Assorted musings by Courtney M. Privett, the time-lost author of The Malora Octet, Huron, and The Bacra Chronicles.
Saturday, July 31, 2010
On My Version of Pantheism
When I was seventeen, I found myself on a mountain overlooking Grenoble, France. I was touring Europe with a youth symphony, and my host family took me hiking up the mountain. I remember looking down from our resting point at a little glacial lake and thinking, "This is nature. This is all there is, and all there needs to be, and it is phenomenal." I took a picture, but it in no way captures the magnificent and immense scale of the scene. I really started to find myself from that perch in the French Alps.

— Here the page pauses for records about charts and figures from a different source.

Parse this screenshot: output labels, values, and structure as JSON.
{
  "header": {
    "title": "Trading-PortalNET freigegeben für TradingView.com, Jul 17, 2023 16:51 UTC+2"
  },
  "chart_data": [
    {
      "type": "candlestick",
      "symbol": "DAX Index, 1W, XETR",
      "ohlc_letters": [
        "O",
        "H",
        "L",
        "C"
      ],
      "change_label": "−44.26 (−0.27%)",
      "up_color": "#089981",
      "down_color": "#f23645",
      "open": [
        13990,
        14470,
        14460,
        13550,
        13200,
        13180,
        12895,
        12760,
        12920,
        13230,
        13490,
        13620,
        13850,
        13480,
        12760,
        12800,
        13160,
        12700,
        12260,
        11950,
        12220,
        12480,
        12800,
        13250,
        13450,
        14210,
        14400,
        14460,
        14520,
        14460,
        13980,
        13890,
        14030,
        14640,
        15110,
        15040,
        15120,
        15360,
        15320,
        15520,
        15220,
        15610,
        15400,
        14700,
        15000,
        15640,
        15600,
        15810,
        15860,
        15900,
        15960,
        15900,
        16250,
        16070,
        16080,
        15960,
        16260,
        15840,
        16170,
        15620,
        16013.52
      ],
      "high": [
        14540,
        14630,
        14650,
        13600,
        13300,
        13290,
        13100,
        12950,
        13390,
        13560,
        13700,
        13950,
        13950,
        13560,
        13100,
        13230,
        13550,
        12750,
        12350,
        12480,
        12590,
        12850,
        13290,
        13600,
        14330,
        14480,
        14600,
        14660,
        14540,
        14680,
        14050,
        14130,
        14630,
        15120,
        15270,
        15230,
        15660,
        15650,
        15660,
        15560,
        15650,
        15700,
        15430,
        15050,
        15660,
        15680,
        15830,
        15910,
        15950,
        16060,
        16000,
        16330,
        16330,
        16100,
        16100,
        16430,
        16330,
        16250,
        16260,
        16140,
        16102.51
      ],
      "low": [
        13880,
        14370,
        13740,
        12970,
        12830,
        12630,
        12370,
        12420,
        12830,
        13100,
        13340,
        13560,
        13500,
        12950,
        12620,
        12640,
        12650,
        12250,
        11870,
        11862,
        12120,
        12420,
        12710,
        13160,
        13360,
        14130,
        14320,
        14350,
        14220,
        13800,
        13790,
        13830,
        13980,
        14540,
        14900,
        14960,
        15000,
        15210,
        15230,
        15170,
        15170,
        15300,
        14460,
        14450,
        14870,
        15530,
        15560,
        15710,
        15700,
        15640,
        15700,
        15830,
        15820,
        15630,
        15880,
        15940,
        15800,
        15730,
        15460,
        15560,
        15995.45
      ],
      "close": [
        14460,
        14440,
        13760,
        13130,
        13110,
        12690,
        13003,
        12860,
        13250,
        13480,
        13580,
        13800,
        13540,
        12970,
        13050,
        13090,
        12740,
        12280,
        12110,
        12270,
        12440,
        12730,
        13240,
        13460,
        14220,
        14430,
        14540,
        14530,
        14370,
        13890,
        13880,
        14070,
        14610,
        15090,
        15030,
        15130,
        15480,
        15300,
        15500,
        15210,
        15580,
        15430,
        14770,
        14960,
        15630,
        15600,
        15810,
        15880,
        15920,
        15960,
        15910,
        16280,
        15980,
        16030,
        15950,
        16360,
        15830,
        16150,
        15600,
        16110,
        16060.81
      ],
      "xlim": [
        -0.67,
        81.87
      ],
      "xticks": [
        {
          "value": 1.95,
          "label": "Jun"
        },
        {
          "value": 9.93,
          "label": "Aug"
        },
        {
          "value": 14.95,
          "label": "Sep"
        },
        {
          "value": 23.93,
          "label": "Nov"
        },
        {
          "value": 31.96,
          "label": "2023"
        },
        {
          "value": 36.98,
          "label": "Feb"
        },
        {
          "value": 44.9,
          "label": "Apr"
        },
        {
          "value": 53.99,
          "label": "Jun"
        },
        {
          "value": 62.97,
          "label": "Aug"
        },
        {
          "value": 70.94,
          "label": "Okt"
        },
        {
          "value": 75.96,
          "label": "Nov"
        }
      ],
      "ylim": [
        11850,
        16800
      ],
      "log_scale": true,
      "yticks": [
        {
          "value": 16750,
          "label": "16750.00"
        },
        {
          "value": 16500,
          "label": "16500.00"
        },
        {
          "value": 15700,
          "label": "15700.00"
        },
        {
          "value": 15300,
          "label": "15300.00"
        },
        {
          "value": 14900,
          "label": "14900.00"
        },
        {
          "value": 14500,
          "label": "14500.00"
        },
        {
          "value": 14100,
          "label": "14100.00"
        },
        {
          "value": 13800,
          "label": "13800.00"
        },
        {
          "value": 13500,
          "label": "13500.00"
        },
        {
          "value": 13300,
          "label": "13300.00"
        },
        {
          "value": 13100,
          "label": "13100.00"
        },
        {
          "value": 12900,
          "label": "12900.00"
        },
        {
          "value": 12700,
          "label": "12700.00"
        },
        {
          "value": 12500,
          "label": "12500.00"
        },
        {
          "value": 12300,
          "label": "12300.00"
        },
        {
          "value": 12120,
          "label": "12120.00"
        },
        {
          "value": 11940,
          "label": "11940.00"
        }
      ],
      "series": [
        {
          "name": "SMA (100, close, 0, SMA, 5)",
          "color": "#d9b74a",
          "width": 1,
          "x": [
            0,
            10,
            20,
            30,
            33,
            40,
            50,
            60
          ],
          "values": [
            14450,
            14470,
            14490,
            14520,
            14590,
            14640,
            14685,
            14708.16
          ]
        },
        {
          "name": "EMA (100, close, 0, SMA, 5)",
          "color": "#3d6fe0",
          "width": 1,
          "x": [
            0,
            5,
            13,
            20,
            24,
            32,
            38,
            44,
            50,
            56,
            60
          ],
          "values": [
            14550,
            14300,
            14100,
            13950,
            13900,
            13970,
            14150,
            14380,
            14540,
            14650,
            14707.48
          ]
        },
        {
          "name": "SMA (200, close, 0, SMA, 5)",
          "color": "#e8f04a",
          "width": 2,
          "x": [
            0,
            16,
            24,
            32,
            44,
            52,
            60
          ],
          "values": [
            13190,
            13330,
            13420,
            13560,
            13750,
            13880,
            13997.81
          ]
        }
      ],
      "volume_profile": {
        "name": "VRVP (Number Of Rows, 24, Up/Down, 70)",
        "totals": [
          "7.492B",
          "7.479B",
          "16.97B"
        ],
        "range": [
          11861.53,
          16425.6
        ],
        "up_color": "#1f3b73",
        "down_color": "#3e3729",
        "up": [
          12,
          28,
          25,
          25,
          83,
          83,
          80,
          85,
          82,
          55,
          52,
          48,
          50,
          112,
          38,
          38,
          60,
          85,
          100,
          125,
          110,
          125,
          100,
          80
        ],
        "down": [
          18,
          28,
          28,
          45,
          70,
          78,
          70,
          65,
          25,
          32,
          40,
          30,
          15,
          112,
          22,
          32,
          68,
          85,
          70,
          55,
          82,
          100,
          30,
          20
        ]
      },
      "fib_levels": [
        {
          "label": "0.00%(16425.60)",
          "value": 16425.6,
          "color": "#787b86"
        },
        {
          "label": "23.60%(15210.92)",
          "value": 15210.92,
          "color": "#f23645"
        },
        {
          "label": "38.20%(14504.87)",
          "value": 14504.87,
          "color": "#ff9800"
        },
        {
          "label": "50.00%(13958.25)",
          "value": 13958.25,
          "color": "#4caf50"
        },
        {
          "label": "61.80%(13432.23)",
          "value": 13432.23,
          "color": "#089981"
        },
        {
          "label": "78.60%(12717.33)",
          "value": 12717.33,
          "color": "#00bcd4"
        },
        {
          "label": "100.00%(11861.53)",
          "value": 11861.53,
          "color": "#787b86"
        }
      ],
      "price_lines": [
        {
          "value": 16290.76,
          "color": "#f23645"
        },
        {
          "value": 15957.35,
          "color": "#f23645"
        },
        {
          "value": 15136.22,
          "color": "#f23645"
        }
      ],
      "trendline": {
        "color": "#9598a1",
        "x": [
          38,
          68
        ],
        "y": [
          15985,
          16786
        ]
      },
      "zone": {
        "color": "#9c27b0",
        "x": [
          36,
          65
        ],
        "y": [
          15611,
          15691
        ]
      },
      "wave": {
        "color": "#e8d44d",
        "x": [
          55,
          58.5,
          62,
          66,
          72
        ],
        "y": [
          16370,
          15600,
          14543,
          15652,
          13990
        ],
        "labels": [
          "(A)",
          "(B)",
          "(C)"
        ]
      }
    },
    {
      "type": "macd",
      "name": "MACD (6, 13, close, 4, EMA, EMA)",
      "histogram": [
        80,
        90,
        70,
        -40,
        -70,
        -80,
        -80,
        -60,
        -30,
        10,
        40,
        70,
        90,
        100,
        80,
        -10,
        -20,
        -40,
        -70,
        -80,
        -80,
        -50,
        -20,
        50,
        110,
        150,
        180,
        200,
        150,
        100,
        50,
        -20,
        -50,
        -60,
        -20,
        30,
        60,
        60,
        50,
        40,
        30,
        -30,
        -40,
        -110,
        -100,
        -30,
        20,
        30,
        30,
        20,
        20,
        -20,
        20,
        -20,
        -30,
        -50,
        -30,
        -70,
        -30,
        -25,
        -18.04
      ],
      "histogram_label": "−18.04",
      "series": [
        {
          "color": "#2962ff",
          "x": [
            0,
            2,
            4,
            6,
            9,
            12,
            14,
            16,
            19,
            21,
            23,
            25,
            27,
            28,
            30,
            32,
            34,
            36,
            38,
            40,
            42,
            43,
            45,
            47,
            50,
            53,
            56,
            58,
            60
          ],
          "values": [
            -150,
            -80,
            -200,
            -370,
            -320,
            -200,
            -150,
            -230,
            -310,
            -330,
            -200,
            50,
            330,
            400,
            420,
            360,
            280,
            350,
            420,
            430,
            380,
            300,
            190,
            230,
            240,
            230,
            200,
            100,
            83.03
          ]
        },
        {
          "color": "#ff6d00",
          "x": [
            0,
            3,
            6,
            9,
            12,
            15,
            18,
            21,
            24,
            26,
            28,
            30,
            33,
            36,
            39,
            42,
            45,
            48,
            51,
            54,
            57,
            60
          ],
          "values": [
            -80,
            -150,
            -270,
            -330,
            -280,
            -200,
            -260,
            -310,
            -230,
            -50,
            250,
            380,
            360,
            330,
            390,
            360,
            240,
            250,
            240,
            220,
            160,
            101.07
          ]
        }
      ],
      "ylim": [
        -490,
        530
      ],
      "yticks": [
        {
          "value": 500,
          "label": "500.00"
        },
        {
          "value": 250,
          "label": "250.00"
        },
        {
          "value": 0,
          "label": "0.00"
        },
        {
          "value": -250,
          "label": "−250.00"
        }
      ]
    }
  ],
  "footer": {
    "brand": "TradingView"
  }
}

I was raised by a Methodist on the edge of a national forest. We went to church mostly on holidays and if it was socially convenient. I think she went every Sunday until my father died when I was four, and then her perspective changed. I spent most of my time outside in the forest, and I think that is how I ended up dabbling in paganism for a couple of years. I loved the nature aspect of Wicca, but I never actually believed in gods and goddesses. In college, I had an epiphany on an overnight canoe trip. I was watching the stars overhead and realized that this, nature, was all their was, but that was more than enough. My respect for science deepened further, and I was inspired to write my first book, The Crystal Lattice. I was always a huge science and nature aficionado, and was working toward my engineering degree. After my epiphany, I started calling myself "agnostic pagan', and I refined that term to "pantheist" after I learned the terminology.
Nature calms me in a way nothing else does. After my friend died, I sat outside all night watching the Aurora Borealis. After both the Columbia disaster and September 11, I went out into the woods and wrote poetry for hours. When things got tough in college, I would spend a night camping in the forest with my schoolwork. I reclaim my oneness with nature and visit it with reverence and respect. Every particle and physical interaction in the universe is part of it. I am one little piece, but that just makes me part of the whole. Its energy is mine, my individuality is part of its collective soul. Every rock, every star, every animal is part of the whole and what happens to one happens to all. My philosophy renders me a tree-hugging vegan, but that is perfectly fine withe me. I love the Wiccan sentiment of "An' it harm none, do as you will." I let others live their lives as they wish as long as they are not hurting anyone else. I just wish other people would do the same.
I have run out of time for now. My little piece of love in the universe is now awake and ready to start his evening.